The medics try to take her away and she decides she is now embarrassed and wont go. It’s all very odd. Then Sean has to comfort her and she is 100% fine, so I’m sure she was always fine. She annoys me too.
Eventually, though, Sean does leave her for his date with AshLee (that L is not a typo), who is annoyed that her date was postponed. But she pulls it together for Sean and they head to Six Flags. AsHlEe is also wearing a very short, lacey dress. Do these women not own jeans? Anyway, I can’t make fun of this date because they hung out with 2 terminally ill (I think?) best friends who were meeting for the first time. They looked like they all had fun together, and aSHlEE was very nice to the girls and so was Sean.
Eventually Sean and Ash’ Lee hang out just the two of them. She wants to tell him about her past, which is that she was adopted and in foster care or something. He says he wants to adopt too, and she’s excited. She SEEMS very sweet. And she makes SeAn cry, which was awesome. They dance and AsHLe_E talks about placing her heart in his hands or some such. Then she cries too.
Rose Ceremony! Boring. He brings the one girl’s dog for her and she cries. It was nice of him.
Then he meets with Tierra and asks her how she is and she says her back hurts and he’s like DO YOU NEED A DOCTOR OR NOT WHAT IS WRONG WITH YOU? and she says she’s kidding.
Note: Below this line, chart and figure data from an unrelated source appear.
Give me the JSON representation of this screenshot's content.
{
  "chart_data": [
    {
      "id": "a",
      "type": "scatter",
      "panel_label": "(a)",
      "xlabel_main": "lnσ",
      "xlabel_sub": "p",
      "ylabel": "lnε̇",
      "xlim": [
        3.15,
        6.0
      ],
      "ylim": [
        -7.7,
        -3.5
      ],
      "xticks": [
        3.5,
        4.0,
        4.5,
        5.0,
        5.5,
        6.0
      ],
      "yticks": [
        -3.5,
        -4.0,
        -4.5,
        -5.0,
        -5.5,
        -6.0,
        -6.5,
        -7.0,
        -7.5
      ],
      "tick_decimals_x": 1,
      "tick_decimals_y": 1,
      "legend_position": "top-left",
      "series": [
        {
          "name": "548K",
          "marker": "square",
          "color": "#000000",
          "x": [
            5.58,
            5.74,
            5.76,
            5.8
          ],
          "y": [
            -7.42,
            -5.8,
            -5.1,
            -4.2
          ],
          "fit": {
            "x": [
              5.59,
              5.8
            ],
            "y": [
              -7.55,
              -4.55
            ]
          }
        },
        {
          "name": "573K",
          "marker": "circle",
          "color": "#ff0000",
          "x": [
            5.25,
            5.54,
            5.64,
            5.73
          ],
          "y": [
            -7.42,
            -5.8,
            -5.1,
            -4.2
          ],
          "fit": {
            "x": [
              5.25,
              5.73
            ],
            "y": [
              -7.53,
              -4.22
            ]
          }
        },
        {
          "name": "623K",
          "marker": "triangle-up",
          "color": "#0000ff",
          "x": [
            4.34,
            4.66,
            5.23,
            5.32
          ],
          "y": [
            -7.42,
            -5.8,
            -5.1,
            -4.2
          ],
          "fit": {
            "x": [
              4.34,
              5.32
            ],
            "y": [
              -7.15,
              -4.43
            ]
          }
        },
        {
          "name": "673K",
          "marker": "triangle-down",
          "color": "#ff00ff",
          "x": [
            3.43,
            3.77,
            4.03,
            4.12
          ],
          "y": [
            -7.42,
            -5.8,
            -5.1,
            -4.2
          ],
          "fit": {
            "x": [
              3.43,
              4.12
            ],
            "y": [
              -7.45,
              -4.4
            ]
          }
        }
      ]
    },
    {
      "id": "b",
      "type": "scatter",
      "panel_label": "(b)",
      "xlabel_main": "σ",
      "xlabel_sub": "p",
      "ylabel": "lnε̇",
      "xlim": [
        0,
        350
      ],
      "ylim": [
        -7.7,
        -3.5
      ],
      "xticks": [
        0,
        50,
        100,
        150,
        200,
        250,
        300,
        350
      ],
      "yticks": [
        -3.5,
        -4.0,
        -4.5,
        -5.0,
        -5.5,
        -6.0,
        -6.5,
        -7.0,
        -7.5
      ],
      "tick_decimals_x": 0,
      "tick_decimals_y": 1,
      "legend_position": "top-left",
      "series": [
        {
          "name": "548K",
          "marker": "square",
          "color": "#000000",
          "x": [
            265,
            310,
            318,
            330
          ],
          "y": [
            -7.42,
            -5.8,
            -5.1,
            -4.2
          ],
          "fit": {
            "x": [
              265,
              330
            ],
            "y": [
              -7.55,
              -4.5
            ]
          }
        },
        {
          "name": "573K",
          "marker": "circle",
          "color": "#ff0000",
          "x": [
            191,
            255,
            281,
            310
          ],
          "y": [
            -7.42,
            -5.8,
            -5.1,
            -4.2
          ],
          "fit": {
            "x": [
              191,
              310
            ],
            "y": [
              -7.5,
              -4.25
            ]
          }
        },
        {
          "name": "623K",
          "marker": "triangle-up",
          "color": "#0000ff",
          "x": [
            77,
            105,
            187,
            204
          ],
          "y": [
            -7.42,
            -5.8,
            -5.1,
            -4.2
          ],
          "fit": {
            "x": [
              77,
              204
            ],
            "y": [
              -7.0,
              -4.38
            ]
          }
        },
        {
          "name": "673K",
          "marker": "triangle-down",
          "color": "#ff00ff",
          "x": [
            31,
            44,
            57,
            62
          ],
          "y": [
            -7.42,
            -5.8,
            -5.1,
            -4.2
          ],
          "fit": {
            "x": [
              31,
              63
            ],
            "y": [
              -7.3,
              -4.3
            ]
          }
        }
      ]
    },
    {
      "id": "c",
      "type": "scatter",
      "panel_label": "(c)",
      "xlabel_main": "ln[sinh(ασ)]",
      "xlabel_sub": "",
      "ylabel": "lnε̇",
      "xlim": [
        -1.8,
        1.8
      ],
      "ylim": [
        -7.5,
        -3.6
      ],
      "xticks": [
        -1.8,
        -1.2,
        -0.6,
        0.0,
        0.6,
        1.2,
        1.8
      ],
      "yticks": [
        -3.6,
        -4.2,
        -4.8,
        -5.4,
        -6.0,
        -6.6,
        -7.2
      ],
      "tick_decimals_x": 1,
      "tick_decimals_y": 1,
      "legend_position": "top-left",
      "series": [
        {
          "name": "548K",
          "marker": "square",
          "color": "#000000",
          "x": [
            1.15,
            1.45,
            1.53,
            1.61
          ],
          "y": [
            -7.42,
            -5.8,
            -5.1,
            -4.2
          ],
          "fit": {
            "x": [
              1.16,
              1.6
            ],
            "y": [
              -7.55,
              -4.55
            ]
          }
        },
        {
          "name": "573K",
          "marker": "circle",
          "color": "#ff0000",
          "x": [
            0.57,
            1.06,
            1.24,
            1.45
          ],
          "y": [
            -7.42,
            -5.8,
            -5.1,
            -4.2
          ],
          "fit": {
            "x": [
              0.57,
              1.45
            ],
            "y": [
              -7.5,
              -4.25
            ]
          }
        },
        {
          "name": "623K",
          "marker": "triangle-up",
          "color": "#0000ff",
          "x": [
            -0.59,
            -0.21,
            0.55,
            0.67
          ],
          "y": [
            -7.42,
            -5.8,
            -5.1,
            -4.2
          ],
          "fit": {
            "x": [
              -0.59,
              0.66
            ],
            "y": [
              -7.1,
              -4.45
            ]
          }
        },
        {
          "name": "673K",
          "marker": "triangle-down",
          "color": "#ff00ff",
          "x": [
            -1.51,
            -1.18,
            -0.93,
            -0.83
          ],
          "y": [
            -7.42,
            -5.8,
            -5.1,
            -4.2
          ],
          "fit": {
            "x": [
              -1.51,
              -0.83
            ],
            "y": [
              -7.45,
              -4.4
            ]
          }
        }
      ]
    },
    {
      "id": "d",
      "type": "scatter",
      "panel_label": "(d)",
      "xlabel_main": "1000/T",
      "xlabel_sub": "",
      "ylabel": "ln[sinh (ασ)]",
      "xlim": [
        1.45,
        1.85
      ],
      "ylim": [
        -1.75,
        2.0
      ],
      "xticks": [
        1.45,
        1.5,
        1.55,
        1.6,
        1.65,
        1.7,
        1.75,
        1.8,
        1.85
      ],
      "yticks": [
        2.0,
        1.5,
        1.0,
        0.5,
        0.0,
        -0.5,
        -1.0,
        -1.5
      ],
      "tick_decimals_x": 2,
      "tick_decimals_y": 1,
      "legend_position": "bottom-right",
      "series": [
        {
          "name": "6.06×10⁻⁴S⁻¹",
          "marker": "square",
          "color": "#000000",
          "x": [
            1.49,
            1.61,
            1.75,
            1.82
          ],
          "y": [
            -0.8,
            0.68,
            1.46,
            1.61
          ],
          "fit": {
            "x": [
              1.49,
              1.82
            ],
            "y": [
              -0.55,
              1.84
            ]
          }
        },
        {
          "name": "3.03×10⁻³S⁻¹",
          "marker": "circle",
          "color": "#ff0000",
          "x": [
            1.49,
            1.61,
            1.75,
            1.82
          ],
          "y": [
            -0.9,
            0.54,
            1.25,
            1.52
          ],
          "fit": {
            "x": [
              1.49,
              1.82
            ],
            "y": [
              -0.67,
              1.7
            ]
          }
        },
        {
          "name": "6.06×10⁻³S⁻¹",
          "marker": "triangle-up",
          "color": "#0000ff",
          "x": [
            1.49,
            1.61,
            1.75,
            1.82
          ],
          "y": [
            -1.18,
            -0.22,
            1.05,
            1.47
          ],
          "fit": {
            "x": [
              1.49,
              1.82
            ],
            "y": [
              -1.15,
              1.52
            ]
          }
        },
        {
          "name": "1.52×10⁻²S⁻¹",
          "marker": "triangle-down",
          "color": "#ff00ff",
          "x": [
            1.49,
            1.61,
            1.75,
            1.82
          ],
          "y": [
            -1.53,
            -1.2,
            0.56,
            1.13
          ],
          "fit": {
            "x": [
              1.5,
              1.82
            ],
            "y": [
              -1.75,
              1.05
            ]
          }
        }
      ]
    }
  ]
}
It’s not at all endearing. Des takes him away and I want her white dress with a heart cutout in the back! Then Tierra takes him back and it’s annoying all around. Can’t there just be some kind of sign up sheet and they each get 40 minutes, since these parties apparently last like 10 hours.
Ultimately, no one is satisfied, and now it’s time to hand out some roses! But wait! He wants to talk to Kaci privately. All the other girls are worried, because he brought a rose with him. Kaci’s dress is way too 80s. He tells her they are just friends and he wasnt going to ditch her via rose ceremony. All the girls breathe a sigh of relief when they realize Kaci is gone. So really, Sean wanted to get rid of three people instead of 2. Nice!
Many hours later, these are the women he is not “moving forward” with. Taryn:
In her exit interview she thought she might not have been sweet enough for Sean (interesting leap) and that maybe getting married “isnt her card.”
and Kristy, who is apparently a model, and who pretty much lost the volleyball game for her team. Maybe she’ll go home and become obsessed with volleyball, and she’ll show off her skills at the reunion show!
Next week we have rock climbing, roller derby, and accusations of “fakeness”! Stay tuned!
Oh yeah, and Sean wore a tank top… I was going to ignore it, but I’m just not sure I can. I mean, I know Sean worked hard to get those muscles, but guess what– we can see them through a tshirt too!